当前位置:网站首页>Spark SQL chasing Wife Series (initial understanding)
Spark SQL chasing Wife Series (initial understanding)
2022-07-06 20:36:00 【Several storehouses of cabbage white】
Today is another day , Another day like you
Small talk
I haven't written an article for a long time , Although four or five days have passed , Writing an article today is very simple , Itchy hands are trying to write an article . Today's article is about Spark SQL Series of articles , About the last wife chasing series RDD Programming , Didn't give up , I will still write . The basic action operator and transformation operator have been written . Then there are accumulators, partitions, and other data types .
Today's update is Spark SQL, Why not write RDD Well , It's simple ,SQL To write well , Look for a job
Spark SQL What is it?
If nothing happens ,Spark SQL Will appear in the blog for a long time .
Let's first introduce what is Spark SQL Well
Spark SQl The predecessor was Shark, at that time Hadoop There are Hive, It can be used Hsql To replace mr Program to complete data analysis , Very convenient , The difficulty of development is greatly reduced , At that time Spark The ecosystem does not , So the predecessor was created Shark, later Shark No maintenance , Comprehensive in Spark Above to achieve Shark.

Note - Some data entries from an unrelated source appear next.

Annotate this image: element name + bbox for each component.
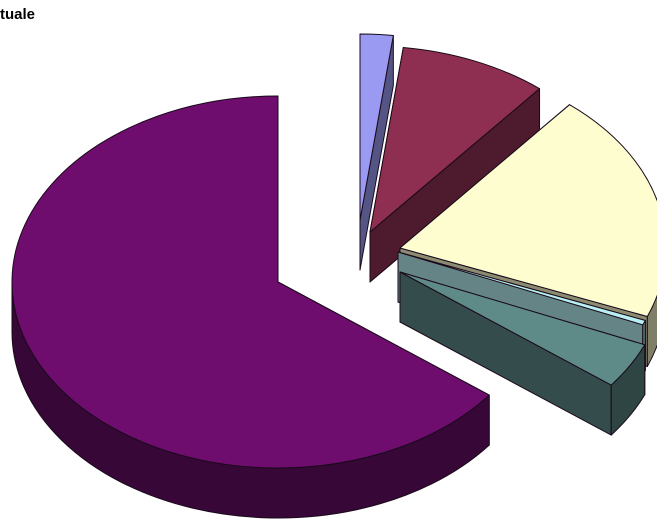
chart-title: tuale [0, 6, 36, 23]
slice-tops [11, 33, 657, 469]
slice-2 [399, 104, 657, 317]
slice-4 [399, 271, 646, 386]
slice-outer-wall-2 [646, 294, 657, 367]
slice-1 [369, 46, 541, 233]
slice-3 [397, 251, 646, 326]
slice-0 [359, 33, 394, 221]
slice-5 [11, 95, 490, 469]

That's what we have now Spark SQL.
Although I say Spark It has its own ecosystem , however Spark Most of it is in Hdfs above . As I said before ,MR Out of date , however hdfs This storage system is not out of date ,Spark It's just hdfs What's going on above .
Spark SQL Can do
After all, SQL Boy, Then from ETL To explain Spark SQL What can I do
- extract (Extract):Spark SQL From the file system (HDFS, The local system ), Get data from relational database or non relational data .Spark SQL The supported file types are csv,json,xml,Parquet,ORC,Avro etc. .
- transformation (transform): It is called data cleaning
- load (load): The processed data can be stored in different data sources .
Spark It is mainly used to deal with structured data , What is structured data ?
Structured data refers to a data set in which the record content has clear structural information and each record in the data set conforms to the structural specification , A data set logically expressed and implemented by a two-dimensional table structure . for instance , It refers to the fields, attributes, types and other information of the relational database .
Spark SQL Key points of
Data Frame. Can pass Data Frame Of API To analyze the data , be called DSL.
meanwhile , You can also put Data Frame Registration form , And then use SQL perhaps Hive SQL To do data analysis . For skilled use SQL We can get started more quickly
Now that we're here Data Frame, So let's introduce
Learn before RDD When ,RDD It is a collection of data , But I don't know what each piece of data is ,Data Frame Not so ,Data Frame It clearly stipulates that each piece of data consists of several named fields . For image comparison , To see pictures

RDD Only know what is stored Person Object of type ,Data Frame What's stored is each Person Object information .Data Frame Naked swimming ,RDD It's like wearing clothes . A glance , I can't see anything
Spark Session
Spark SQL The starting point of programming is Spark Session, Just beginning to learn Spark Core When , The entrance of programming is spark conf. Now? Spark SQL The entrance has changed .
Spark Session You can create Data Frame object , You can read external files and pass SQL Perform query analysis .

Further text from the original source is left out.